Am I doing something wrong in my leg strength work, Or do 400m runners just dont need that much strength?

Did you read the Lactate Threshold Ebook, ESTI’s journal, or my journals? It’s all covered in there if you would just do your assigned homework and stop asking questions.

I don’t think it’s necessary for any sprinter really. And if it is necessary, it isn’t by much. Sprinting, weighted sprinting or hill sprinting, and plyo together is pretty solid legwork. I personally do better without much lower body work.

(On the other hand seems like I respond more well to plyos. After a few sessions of plyos my performance goes up and I feel more springy.)
I think you have answered your own question here. If you do the readings as suggested you will see that a training program is very individual and over time you will find what works best for you, as you have just found out re plyos over weights.
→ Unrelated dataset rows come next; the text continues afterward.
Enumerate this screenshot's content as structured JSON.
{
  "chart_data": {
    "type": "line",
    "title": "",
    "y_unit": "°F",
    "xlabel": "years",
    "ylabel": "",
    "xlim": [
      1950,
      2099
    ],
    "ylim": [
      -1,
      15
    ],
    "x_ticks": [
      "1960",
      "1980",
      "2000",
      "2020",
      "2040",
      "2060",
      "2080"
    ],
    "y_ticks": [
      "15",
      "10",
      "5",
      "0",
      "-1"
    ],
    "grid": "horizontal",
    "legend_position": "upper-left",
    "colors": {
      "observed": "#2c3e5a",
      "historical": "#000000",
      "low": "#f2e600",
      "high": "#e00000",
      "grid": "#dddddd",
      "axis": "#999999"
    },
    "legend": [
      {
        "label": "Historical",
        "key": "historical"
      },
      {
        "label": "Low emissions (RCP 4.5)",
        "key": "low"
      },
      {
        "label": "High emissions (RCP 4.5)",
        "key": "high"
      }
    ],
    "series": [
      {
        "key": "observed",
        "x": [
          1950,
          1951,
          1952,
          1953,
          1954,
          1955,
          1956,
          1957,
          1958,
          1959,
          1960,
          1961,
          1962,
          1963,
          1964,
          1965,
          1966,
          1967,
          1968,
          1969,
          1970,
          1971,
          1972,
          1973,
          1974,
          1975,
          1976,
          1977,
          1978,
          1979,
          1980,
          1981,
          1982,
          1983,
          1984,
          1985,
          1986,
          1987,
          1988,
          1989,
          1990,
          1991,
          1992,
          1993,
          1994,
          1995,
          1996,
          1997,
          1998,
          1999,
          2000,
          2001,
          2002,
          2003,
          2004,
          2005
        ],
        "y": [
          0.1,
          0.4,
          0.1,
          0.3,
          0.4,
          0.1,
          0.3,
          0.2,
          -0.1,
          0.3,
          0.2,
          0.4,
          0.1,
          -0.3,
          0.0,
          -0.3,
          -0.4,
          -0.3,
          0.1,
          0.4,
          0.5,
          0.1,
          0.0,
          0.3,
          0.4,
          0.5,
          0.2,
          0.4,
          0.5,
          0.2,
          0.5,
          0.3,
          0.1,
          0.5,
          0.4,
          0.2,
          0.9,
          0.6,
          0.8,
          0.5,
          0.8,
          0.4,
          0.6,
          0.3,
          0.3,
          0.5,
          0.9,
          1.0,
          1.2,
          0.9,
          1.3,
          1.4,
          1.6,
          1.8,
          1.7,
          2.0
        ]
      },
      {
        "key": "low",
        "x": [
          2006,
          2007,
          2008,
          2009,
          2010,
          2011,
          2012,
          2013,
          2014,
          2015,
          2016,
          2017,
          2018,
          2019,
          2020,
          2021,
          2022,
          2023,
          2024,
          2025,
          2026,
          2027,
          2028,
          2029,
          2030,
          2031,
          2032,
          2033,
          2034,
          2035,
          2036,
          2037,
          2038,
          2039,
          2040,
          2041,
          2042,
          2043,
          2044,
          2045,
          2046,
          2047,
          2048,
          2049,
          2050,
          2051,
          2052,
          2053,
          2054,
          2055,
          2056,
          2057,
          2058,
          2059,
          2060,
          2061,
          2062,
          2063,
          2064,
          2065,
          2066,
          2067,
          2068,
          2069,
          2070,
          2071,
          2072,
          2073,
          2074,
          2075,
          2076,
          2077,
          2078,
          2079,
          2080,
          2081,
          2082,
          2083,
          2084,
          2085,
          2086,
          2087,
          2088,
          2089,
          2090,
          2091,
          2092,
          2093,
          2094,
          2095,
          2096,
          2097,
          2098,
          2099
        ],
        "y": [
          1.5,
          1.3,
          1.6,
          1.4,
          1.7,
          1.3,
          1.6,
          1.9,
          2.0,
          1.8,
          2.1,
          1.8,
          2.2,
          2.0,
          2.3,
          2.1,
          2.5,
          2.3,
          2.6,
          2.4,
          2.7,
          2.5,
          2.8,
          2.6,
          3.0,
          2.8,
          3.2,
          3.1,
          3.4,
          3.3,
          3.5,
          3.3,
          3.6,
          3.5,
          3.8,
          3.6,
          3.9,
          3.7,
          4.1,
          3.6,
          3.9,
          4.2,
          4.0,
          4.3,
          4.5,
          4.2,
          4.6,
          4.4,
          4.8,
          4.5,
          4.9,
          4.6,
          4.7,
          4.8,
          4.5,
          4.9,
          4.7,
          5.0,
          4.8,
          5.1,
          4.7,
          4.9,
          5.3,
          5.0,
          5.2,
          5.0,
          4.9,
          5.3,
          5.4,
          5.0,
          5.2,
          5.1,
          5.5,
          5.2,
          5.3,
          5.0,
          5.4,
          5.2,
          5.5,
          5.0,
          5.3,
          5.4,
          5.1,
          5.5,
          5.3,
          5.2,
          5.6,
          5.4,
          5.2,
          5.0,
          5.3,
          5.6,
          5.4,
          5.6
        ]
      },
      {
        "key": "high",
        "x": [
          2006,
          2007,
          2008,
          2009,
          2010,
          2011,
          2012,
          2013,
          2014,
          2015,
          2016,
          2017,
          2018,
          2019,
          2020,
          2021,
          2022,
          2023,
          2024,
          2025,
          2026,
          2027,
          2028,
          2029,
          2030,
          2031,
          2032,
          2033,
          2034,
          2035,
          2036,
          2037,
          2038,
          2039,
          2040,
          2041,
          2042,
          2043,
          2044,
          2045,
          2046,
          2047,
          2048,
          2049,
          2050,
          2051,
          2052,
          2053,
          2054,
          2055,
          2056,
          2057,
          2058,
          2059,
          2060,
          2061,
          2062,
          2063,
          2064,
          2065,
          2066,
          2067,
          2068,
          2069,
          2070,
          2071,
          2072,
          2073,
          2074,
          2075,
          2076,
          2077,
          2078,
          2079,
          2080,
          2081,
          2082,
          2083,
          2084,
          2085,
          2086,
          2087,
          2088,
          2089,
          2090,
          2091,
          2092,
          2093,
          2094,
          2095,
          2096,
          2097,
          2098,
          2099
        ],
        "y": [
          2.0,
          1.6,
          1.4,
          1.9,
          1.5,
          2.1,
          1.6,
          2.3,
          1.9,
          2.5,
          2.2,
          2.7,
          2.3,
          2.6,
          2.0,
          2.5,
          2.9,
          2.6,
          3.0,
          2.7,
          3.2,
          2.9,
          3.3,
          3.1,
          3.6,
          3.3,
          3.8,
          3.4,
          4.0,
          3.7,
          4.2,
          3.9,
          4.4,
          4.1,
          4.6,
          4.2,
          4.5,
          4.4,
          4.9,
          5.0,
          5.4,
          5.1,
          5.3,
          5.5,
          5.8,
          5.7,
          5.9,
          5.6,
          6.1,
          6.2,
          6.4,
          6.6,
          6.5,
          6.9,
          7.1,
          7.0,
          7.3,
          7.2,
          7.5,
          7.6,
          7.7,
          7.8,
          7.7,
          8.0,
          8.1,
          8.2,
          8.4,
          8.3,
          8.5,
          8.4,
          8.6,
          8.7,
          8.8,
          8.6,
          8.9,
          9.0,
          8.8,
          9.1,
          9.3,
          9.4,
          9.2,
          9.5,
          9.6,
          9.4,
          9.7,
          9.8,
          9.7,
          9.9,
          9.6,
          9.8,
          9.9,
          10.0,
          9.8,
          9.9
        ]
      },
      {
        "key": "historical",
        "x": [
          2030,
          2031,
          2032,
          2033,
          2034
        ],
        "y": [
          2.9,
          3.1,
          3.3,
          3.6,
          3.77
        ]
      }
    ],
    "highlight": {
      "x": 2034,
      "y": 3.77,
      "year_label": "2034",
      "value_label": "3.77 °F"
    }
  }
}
Yes I think it is necessary, but sprinting is more important. Getting faster can improve strength, but getting stronger doesn’t necessarily improve speed.

If your strength training is done correctly you shouldn’t have any issues. I don’t understand how doing squats 2-3 sets of 5 reps at 60-65% can trash your legs.

That’s what I do. 2-3x3-6 from 60%-80% tops.

1-2x per week. Not very deep at all anymore other than a warmup set. If I had leg press I probably would never squat. I like bench squats best. For most sports there’s nothing magical about a squat IMO.

I played around with high box squats this past summer and liked the results I got with them (increase quad mobility, felt elastic on the track, and overall less tightness in lower back etc). This fall I am squatting twice a week and haven’t had any negative issues at all - actually I’m surprise how my legs feel on the track each week.

Week 4:
Monday: 3x5x70% rest 60-90sec (Mod 90% max)
Thursday: 3x4x65% rest 60-90sec

Lower volume and submax loads. My specific work capacity improved throughout GPP this is allowing me to complete these quality sets with high bar speed and short rest periods.

I would like to add that I am enjoying strength training again because the volume is low and I’m not grinding through heavy sets. I’m leaving the gym feeling like I could have done more. Same goes with my athletes - I always want them to complete the training session feeling successful not feeling like shit because they missed a rep or had to grind through sets etc.

IT’s about time :wink:
I’ve been waiting for that to click with you!

What do you mean?

I’ve always thought your strength levels have been fine for a long time - size too.
It’s easy to chase the strength gains in the gym - easy trap to fall into. Like you said, you’re now fresher to train speed doing less weights.

Stopping asking questions?Great way to shut down a forum.